Verfolgte Journalisten in Myanmar

Von Katja Dombrowski

In Myanmar hat vor fünf Monaten, am 1. Februar 2021, das Militär geputscht. Seitdem haben die selbsternannten Machthaber in Uniform hunderte Menschen umgebracht: unliebsame Politiker*innen, friedliche Demonstrant*innen, Kinder, die zur falschen Zeit am falschen Ort waren. Ihre genaue Zahl ist unbekannt, denn freie Berichterstattung ist nicht möglich – unabhängige Medien wurden geschlossen.

Die Junta, die man bei Strafandrohung nicht so nennen darf, hat Tausende festgenommen. Wer wieder freikommt, berichtet von Folter. Unter den politischen Gefangenen sind auch viele Dutzend Journalist*innen. Wer weiß von ihrem Schicksal? Wer kennt ihre Namen? Ihre Gesichter? Vermutlich kaum jemand außerhalb Myanmars. Nur einen von ihnen kennen jetzt viele: Er heißt Danny Fenster, ist US-Amerikaner, leitender Redakteur der Zeitschrift „Frontier Myanmar“, und U2 hat auf Twitter seine Freilassung gefordert.

Die Band mag schon etwas in die Jahre gekommen sein, hat aber 1,5 Millionen Follower und insgesamt noch so viel Prominenz, dass Medien weltweit darüber berichten. Die Nachricht „U2 fordert Freilassung von Danny Fenster“ ist mehr wert als „US-amerikanischer Journalist in Myanmar im Gefängnis“ und viel mehr wert als „Myanmarische Journalisten in Myanmar im Gefängnis“. Es gibt eine Petition für die Freilassung von Danny Fenster, die bereits mehr als 40 000 Unterschriften hat, eine „Bring Danny Home“-Facebookseite und „Free Fenster“ T-Shirts im Internet zu kaufen.

Ich finde es gut, dass die Welt sich für Danny Fenster interessiert. Er sitzt im Gefängnis, ihn erwartet ein unfaires Verfahren, und ihm drohen drei Jahre Haft – nur weil er seinen Job gemacht hat. Aber was ist mit den vielen anderen Kolleg*innen in Myanmar? Warum gibt es keine Petition für die Freilassung von Zaw Zaw, freier Journalist für „Mizzima News“, der Anfang Juni von einem Militärgericht zu zwei Jahren Haft verurteilt wurde? Wo können wir „Free Min Nyo“ T-Shirts kaufen, um unsere Solidarität mit dem Journalisten von „Democratic Voice of Myanmar“ zu zeigen, der drei Jahre bekommen hat?

Medien ticken so, und Menschen, die dort arbeiten, ticken mit. Danny Fenster – das ist einer von uns! Er ist uns nah, da fühlen wir mit.

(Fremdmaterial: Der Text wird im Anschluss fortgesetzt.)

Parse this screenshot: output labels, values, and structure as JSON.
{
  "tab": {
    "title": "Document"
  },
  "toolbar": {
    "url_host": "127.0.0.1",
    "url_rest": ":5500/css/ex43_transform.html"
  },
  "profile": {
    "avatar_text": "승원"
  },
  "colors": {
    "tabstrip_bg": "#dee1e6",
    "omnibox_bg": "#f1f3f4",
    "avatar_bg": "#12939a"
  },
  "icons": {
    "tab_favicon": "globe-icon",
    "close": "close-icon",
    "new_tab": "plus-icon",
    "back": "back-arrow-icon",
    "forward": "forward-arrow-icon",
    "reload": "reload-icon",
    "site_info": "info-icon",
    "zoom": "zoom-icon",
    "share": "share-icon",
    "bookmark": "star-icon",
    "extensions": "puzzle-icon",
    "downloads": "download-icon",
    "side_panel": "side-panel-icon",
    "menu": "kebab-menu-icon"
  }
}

Und die Prominenz von U2 macht seinen Nachrichtenwert noch größer. Die anderen sind eben die anderen. Aber das ist kein Naturgesetz! Wir können die Regeln ändern, nach denen Ereignisse zu Nachrichten werden. Jetzt ist die Zeit, das zu tun.

Katja Dombrowski ist freie Journalistin, lebt in Friedberg und engagiert sich ehrenamtlich bei den Wetterauer Grünen. Der Meinungsbeitrag spiegelt allein die Meinung der Kolumnistin wieder.